En la negociación de convenios colectivos de ámbito sectorial, tanto la representación de las empresas como de los trabajadores podrán dirigirse a las autoridades competentes para solicitar información sobre aspectos como las cuentas económicas agregadas, la cifra de negocio, el margen bruto, los gastos de personal y los resultados económicos del ámbito territorial y funcional del convenio. La falta de remisión de esta información no impedirá, por sí sola, ni el inicio ni la continuación de la negociación, según se aclara en la norma.

La Comisión de Expertos adopta carta de naturaleza

Como se establece en el Estatuto de los Trabajadores, el Gobierno será el encargado de fijar anualmente el salario mínimo interprofesional, previa consulta con los agentes sociales, y de llevar a cabo una revisión semestral para el caso de que no se cumplan las previsiones sobre el IPC.

La novedad es que en la ley quedará plasmada desde su aprobación una práctica que venía haciendo hasta ahora el Ministerio de Trabajo de Yolanda Díaz para determinar el SMI: contar con la Comisión de Expertos. El Real Decreto recoge que para la fijar el SMI o su revisión semestral se recabará un informe de la Comisión asesora para el análisis del salario mínimo interprofesional, que será remitido a los sindicatos y organizaciones empresariales con una antelación mínima de 15 días antes de la consulta prevista.

El Real Decreto también regula la creación y la composición de dicha Comisión de Expertos. El presidente de dicha Comisión será el titular de la Secretaría de Estado de Trabajo y deberá contar con una Secretaría y varios vocales: uno nombrado por Trabajo, otro por el Ministerio de Economía, otro por el Ministerio de Hacienda, dos a propuesta de los sindicatos más representativos a nivel estatal (CCOO y UGT), otras dos por las organizaciones empresariales más representativas a nivel estatal (CEOE y Cepyme) y cinco vocalías nombradas a propuesta del Ministerio de Trabajo entre expertos “de reconocido prestigio” en los aspectos referidos al SMI.

La Comisión deberá elaborar la propuesta de fijación anual del salario mínimo interprofesional y evaluar la adecuación de este al 60% del salario medio neto, respetando la Carta Social Europea (como se hace ahora). Esta Comisión tendrá que emitir un informe anual, o semestral en caso de ser necesaria la revisión, y podrá analizar “cuantos indicadores estime oportunos, pudiendo recabar la colaboración de cualesquiera administraciones, organismos o entidades integrantes del sector público”.

Entrada en vigor

Cabe precisar que todas estas cuestiones aun no se han aprobado, se encuentran en un Real Decreto que está en audiencia pública. El plazo de presentación de aportaciones al mismo termina el próximo 20 de marzo. Posteriormente, el Ministerio de Trabajo deberá analizar las mismas y analizar si se produce alguna modificación en el texto.
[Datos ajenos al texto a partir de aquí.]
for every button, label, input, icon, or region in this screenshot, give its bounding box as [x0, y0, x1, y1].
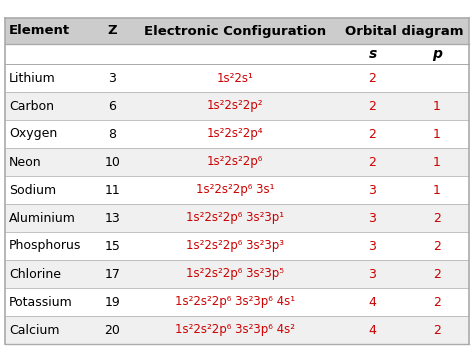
- Text: 15: 15: [105, 240, 120, 252]
- Bar: [5, 260, 469, 288]
- Text: 2: 2: [433, 212, 441, 224]
- Text: 17: 17: [105, 268, 120, 280]
- Text: 10: 10: [105, 155, 120, 169]
- Text: 13: 13: [105, 212, 120, 224]
- Text: 3: 3: [369, 212, 376, 224]
- Text: 8: 8: [109, 127, 117, 141]
- Bar: [5, 92, 469, 120]
- Text: Lithium: Lithium: [9, 71, 56, 84]
- Text: 1s²2s²2p⁶ 3s²3p⁶ 4s¹: 1s²2s²2p⁶ 3s²3p⁶ 4s¹: [175, 295, 295, 308]
- Text: Aluminium: Aluminium: [9, 212, 76, 224]
- Text: Sodium: Sodium: [9, 184, 56, 197]
- Text: 2: 2: [369, 71, 376, 84]
- Text: 2: 2: [433, 323, 441, 337]
- Bar: [5, 316, 469, 344]
- Text: 3: 3: [369, 240, 376, 252]
- Text: 1s²2s²2p⁶: 1s²2s²2p⁶: [207, 155, 263, 169]
- Text: 2: 2: [433, 295, 441, 308]
- Text: 3: 3: [109, 71, 117, 84]
- Text: 20: 20: [105, 323, 120, 337]
- Text: 1s²2s²2p⁶ 3s²3p¹: 1s²2s²2p⁶ 3s²3p¹: [186, 212, 284, 224]
- Text: 1: 1: [433, 127, 441, 141]
- Text: 2: 2: [369, 155, 376, 169]
- Text: 1s²2s²2p²: 1s²2s²2p²: [207, 99, 263, 113]
- Text: Phosphorus: Phosphorus: [9, 240, 82, 252]
- Text: Orbital diagram: Orbital diagram: [345, 24, 464, 38]
- Text: Electronic Configuration: Electronic Configuration: [144, 24, 326, 38]
- Text: Calcium: Calcium: [9, 323, 60, 337]
- Text: 1: 1: [433, 155, 441, 169]
- Text: Oxygen: Oxygen: [9, 127, 57, 141]
- Text: 1s²2s²2p⁶ 3s²3p⁶ 4s²: 1s²2s²2p⁶ 3s²3p⁶ 4s²: [175, 323, 295, 337]
- Bar: [5, 18, 469, 44]
- Text: 6: 6: [109, 99, 117, 113]
- Text: 1s²2s²2p⁴: 1s²2s²2p⁴: [207, 127, 263, 141]
- Text: p: p: [432, 47, 442, 61]
- Text: 1: 1: [433, 99, 441, 113]
- Text: 1s²2s²2p⁶ 3s¹: 1s²2s²2p⁶ 3s¹: [196, 184, 274, 197]
- Text: 1s²2s²2p⁶ 3s²3p³: 1s²2s²2p⁶ 3s²3p³: [186, 240, 284, 252]
- Text: Element: Element: [9, 24, 70, 38]
- Bar: [5, 120, 469, 148]
- Text: 4: 4: [369, 323, 376, 337]
- Bar: [5, 44, 469, 64]
- Text: 2: 2: [433, 240, 441, 252]
- Bar: [5, 232, 469, 260]
- Text: Z: Z: [108, 24, 117, 38]
- Bar: [5, 148, 469, 176]
- Text: s: s: [368, 47, 377, 61]
- Text: 1s²2s²2p⁶ 3s²3p⁵: 1s²2s²2p⁶ 3s²3p⁵: [186, 268, 284, 280]
- Text: 4: 4: [369, 295, 376, 308]
- Text: Neon: Neon: [9, 155, 42, 169]
- Text: Carbon: Carbon: [9, 99, 54, 113]
- Text: 3: 3: [369, 268, 376, 280]
- Text: 2: 2: [369, 99, 376, 113]
- Text: 2: 2: [433, 268, 441, 280]
- Text: 1: 1: [433, 184, 441, 197]
- Text: 1s²2s¹: 1s²2s¹: [217, 71, 254, 84]
- Text: Potassium: Potassium: [9, 295, 73, 308]
- Text: 11: 11: [105, 184, 120, 197]
- Bar: [5, 64, 469, 92]
- Text: 2: 2: [369, 127, 376, 141]
- Text: Chlorine: Chlorine: [9, 268, 61, 280]
- Text: 19: 19: [105, 295, 120, 308]
- Bar: [5, 176, 469, 204]
- Text: 3: 3: [369, 184, 376, 197]
- Bar: [5, 288, 469, 316]
- Bar: [5, 204, 469, 232]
Asimismo, el texto deberá contar con el dictamen del Consejo de Estado para asegurar que la norma es legalmente correcta y por la Comisión Delegada del Gobierno para Asuntos Económicos (CDGAE) (este último en manos del Ministerio de Economía de Carlos Cuerpo, con el que Trabajo ha tenido en el pasado reticencias que han retrasado la aprobación de otras normas).
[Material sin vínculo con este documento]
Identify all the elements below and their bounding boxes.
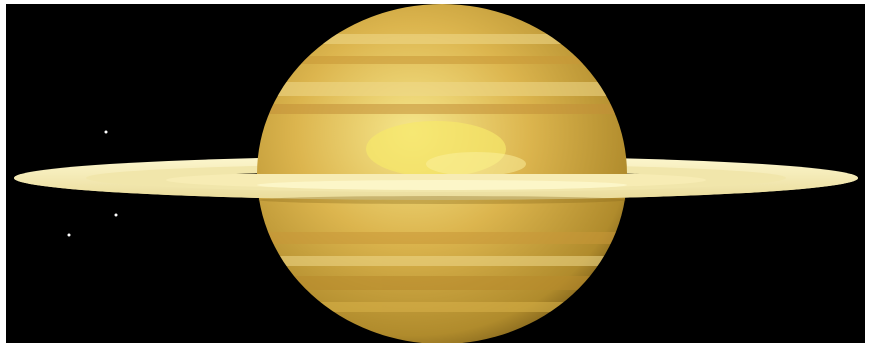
- ring-shadow-on-planet: [258, 196, 626, 204]
- stars: [67, 130, 118, 237]
- star: [114, 213, 118, 217]
- star: [104, 130, 108, 134]
- planet: [257, 4, 627, 343]
- star: [67, 233, 71, 237]
- saturn-scene: [14, 4, 858, 343]
- ring-front: [14, 174, 858, 200]
- image-frame: [6, 4, 865, 343]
Una vez tengan ‘luz verde’ de estos organismos, la norma deberá ser aprobada en el Consejo de Ministros y, aprobada aquí, ya pasaría a estar publicada en el Boletín Oficial del Estado (BOE) y entraría en vigor a los 20 días de su publicación en el BOE, excepto el derecho de información sectorial (art. 6.2.b), que entrará más tarde, cuando se apruebe su desarrollo reglamentario.